Publié le par Le Blog du MRAP Fédération de Moselle


    Dimanche 20 septembre 2009, l’extrême droite de ce pays a doublé son score aux élections régionales du Vorarlberg, région la plus occidentale de l’Autriche aux frontières de la Suisse et de l’Allemagne. Les deux partis qui la constituent ont réuni ensemble plus de 26 pour cent des voix, le FPÖ (Parti de la liberté d’Autriche) obtenant à lui tout seul 25,2 %. Aux dernières élections en 2004, l’extrême droite avait encore totalisé un peu moins de 13 %.

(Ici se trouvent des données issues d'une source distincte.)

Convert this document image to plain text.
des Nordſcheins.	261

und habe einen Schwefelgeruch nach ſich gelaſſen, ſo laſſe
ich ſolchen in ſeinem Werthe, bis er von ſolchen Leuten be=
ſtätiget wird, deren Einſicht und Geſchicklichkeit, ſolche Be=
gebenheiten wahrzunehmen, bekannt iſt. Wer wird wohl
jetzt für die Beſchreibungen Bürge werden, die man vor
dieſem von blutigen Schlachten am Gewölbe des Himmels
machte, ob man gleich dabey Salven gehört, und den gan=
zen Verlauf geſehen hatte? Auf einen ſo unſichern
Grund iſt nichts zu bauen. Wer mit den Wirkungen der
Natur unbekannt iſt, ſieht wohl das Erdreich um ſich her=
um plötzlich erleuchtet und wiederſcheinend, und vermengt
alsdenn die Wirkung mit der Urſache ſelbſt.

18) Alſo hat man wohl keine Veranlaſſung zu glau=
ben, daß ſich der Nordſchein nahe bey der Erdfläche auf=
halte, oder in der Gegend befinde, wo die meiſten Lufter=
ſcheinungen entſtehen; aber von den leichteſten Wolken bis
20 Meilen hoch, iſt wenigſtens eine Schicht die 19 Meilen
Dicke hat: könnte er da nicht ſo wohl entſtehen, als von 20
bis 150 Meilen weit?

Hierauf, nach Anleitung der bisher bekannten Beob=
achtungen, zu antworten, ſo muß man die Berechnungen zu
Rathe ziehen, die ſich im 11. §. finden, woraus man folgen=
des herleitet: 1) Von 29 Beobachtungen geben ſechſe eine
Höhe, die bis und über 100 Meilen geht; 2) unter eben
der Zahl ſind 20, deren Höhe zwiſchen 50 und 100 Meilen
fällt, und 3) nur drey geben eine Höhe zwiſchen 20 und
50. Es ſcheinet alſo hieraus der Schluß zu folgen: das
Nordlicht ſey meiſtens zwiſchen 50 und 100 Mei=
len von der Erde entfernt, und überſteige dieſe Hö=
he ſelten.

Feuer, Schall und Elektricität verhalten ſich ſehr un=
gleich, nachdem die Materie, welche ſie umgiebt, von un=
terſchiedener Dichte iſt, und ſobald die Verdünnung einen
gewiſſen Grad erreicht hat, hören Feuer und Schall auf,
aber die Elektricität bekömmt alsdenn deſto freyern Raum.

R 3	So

Ce succès fait suite à une campagne au cours de laquelle le FPÖ a laissé libre cours à l’expression du racisme, sous toutes ses formes.

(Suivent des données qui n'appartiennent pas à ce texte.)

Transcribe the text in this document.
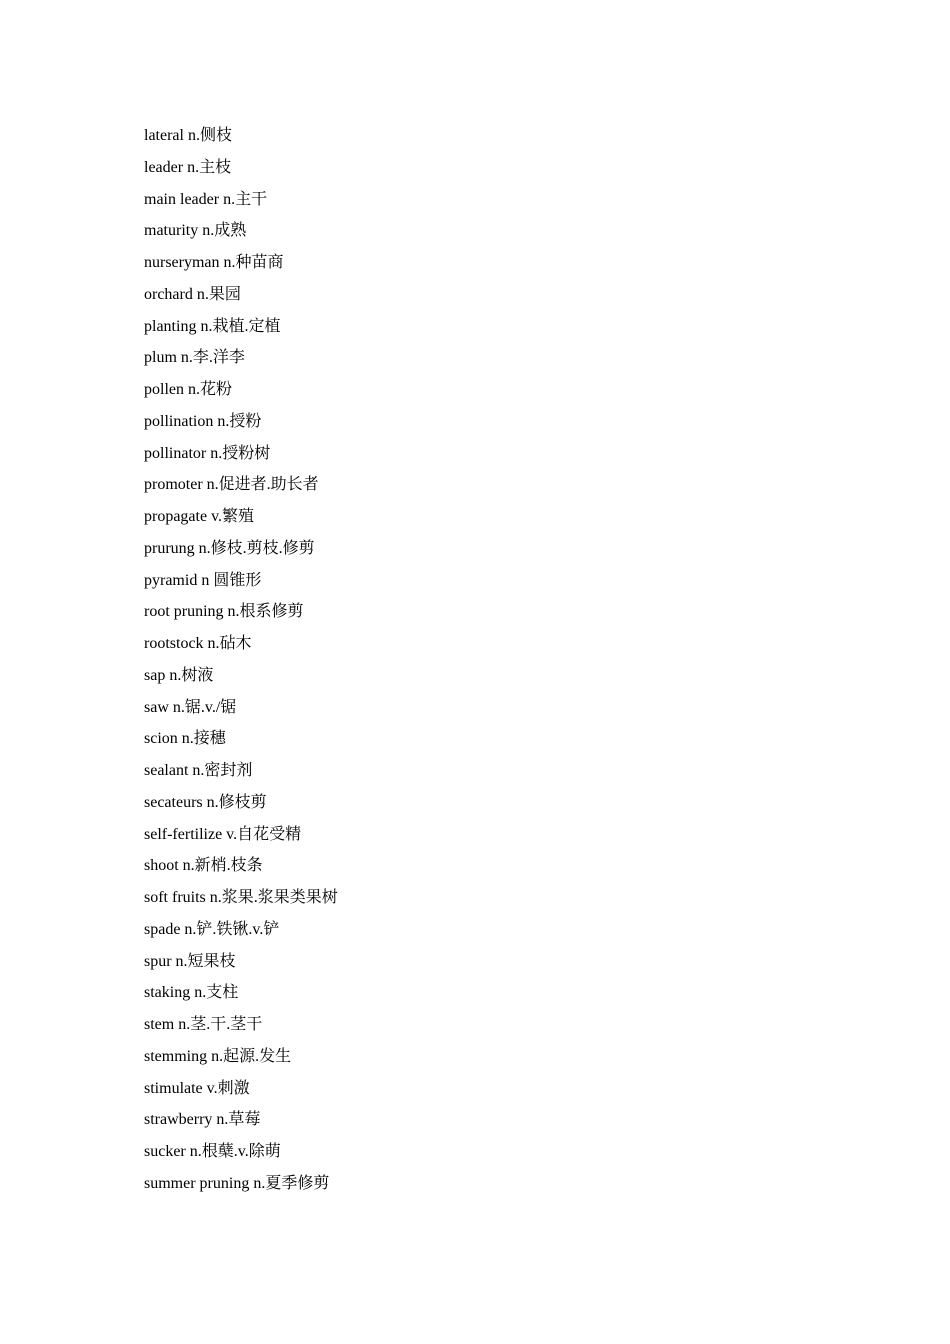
lateral n.侧枝
leader n.主枝
main leader n.主干
maturity n.成熟
nurseryman n.种苗商
orchard n.果园
planting n.栽植.定植
plum n.李.洋李
pollen n.花粉
pollination n.授粉
pollinator n.授粉树
promoter n.促进者.助长者
propagate v.繁殖
prurung n.修枝.剪枝.修剪
pyramid n 圆锥形
root pruning n.根系修剪
rootstock n.砧木
sap n.树液
saw n.锯.v./锯
scion n.接穗
sealant n.密封剂
secateurs n.修枝剪
self-fertilize v.自花受精
shoot n.新梢.枝条
soft fruits n.浆果.浆果类果树
spade n.铲.铁锹.v.铲
spur n.短果枝
staking n.支柱
stem n.茎.干.茎干
stemming n.起源.发生
stimulate v.刺激
strawberry n.草莓
sucker n.根蘖.v.除萌
summer pruning n.夏季修剪
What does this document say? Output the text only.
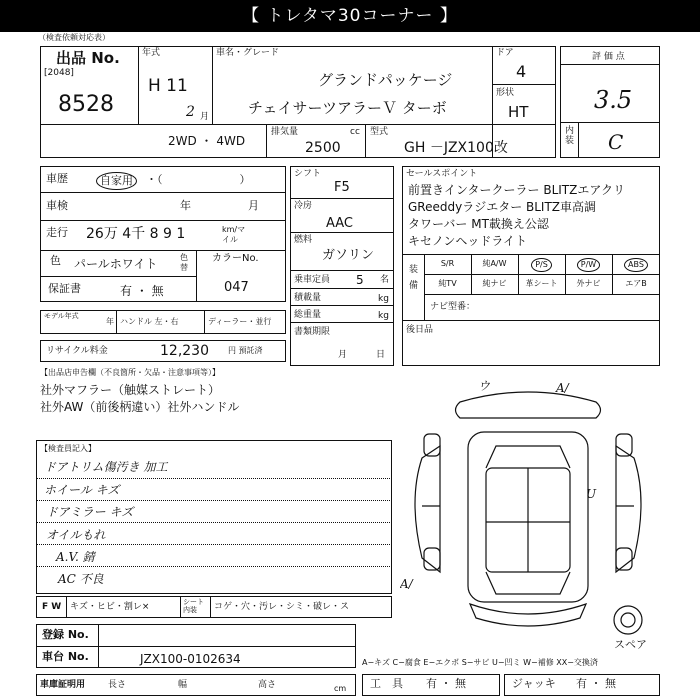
【 トレタマ30コーナー 】
（検査依頼対応表）
出品 No.
[2048]
8528
年式
H 11
2 月
車名・グレード
グランドパッケージ
チェイサーツアラーＶ ターボ
ドア
4
形状
HT
2WD ・ 4WD
排気量	cc
2500
型式
GH －JZX100改
評 価 点
3.5
内装 C
車歴	自家用	・（　　　　　　　）
車検	年	月
走行 26万 4千 8 9 1	km/マイル
色 パールホワイト	色替
カラーNo.
047
保証書	有 ・ 無
モデル年式
年 ハンドル 左・右	ディーラー・並行
リサイクル料金	12,230 円 預託済
シフト
F5
冷房
AAC
燃料
ガソリン
乗車定員 5 名
積載量	kg
総重量	kg
書類期限
月	日
セールスポイント
前置きインタークーラー BLITZエアクリ
GReeddyラジエター BLITZ車高調
タワーバー MT載換え公認
キセノンヘッドライト
装備
S/R	純A/W	P/S	P/W	ABS
純TV	純ナビ	革シート	外ナビ	エアB
ナビ型番：
後日品
【出品店申告欄（不良箇所・欠品・注意事項等）】
社外マフラー（触媒ストレート）
社外AW（前後柄違い）社外ハンドル
【検査員記入】
ドアトリム傷汚き 加工
ホイール キズ
ドアミラー キズ
オイルもれ
A.V. 錆
AC 不良
F W キズ・ヒビ・割レ×	シート内装	コゲ・穴・汚レ・シミ・破レ・ス
登録 No.
車台 No.	JZX100-0102634	A−キズ C−腐食 E−エクボ S−サビ U−凹ミ W−補修 XX−交換済
車庫証明用	長さ	幅	高さ	cm 工　具 有 ・ 無	ジャッキ 有 ・ 無
ウ	A/
U
A/
スペア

Au mois d’août, la coalition du FPÖ avec le ÖVP (Parti du peuple autrichien) - la droite classique - a été rompue. Jusqu’ici, le parti d’extrême droite avait participé au gouvernement régional. Mais fin août 2009, son chef régional, Dieter Egger, en avait fait trop. Il avait frontalement attaqué le directeur d’un musée du judaïsme de la région, en fustigeant « ces juifs exilés qui viennent d’Amérique ». Dans un pays où l’antisémitisme a été historiquement très fort - forçant de nombreux citoyens à fuir des persécutions voire l’extermination -, ces paroles ont libéré un ressentiment dangereux qui ne faisait que sommeiller.


Par ailleurs, le FPÖ avait opté, cette année, pour une campagne d’affichage agressive. Son contenu était très largement dirigé contre les immigrés : « Halte à la fausse tolérance - La langue allemande est un devoir - Pas d’interprètes en Turc - Pas de mosquées ! » Le candidat tête de liste, Dieter Egger, faisait aussi des discours où il dessinait « le danger » que « dans 40 ou 50 ans, les musulmans deviennent majoritaires dans notre pays ».

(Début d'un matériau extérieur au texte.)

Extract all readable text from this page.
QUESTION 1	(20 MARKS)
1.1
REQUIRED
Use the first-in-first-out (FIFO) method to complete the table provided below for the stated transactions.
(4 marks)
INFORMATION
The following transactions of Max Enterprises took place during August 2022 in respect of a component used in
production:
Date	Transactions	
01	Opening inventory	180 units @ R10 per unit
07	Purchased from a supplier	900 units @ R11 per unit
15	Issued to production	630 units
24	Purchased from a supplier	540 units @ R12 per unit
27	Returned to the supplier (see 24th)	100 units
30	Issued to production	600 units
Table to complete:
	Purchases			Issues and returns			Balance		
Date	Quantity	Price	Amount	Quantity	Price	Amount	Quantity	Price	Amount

C’est avec ces éléments que le chef de file régional du FPÖ, jusque-là réputé relativement insignifiant, a réussi à faire parler de lui et à se créer une audience. Il aura fini par faire un tabac électoral.

Ce même week-end, des membres du FPÖ ont défilé, dans la région autrichienne de Carinthie, au Mont Ulrich (Ulrichsberg) où sont enterrés des criminels de guerre nazis. Pour la première fois, cette année, aucune délégation de l’armée autrichienne ne participait à « l'hommage aux héros morts ». Seul le FPÖ avait décidé de mobiliser. Le parti d’extrême droite aura, encore une fois, montré son vrai visage.


La lutte contre l’extrême droite, dans toute l’Europe, est une nécessité qui dépasse toute frontière.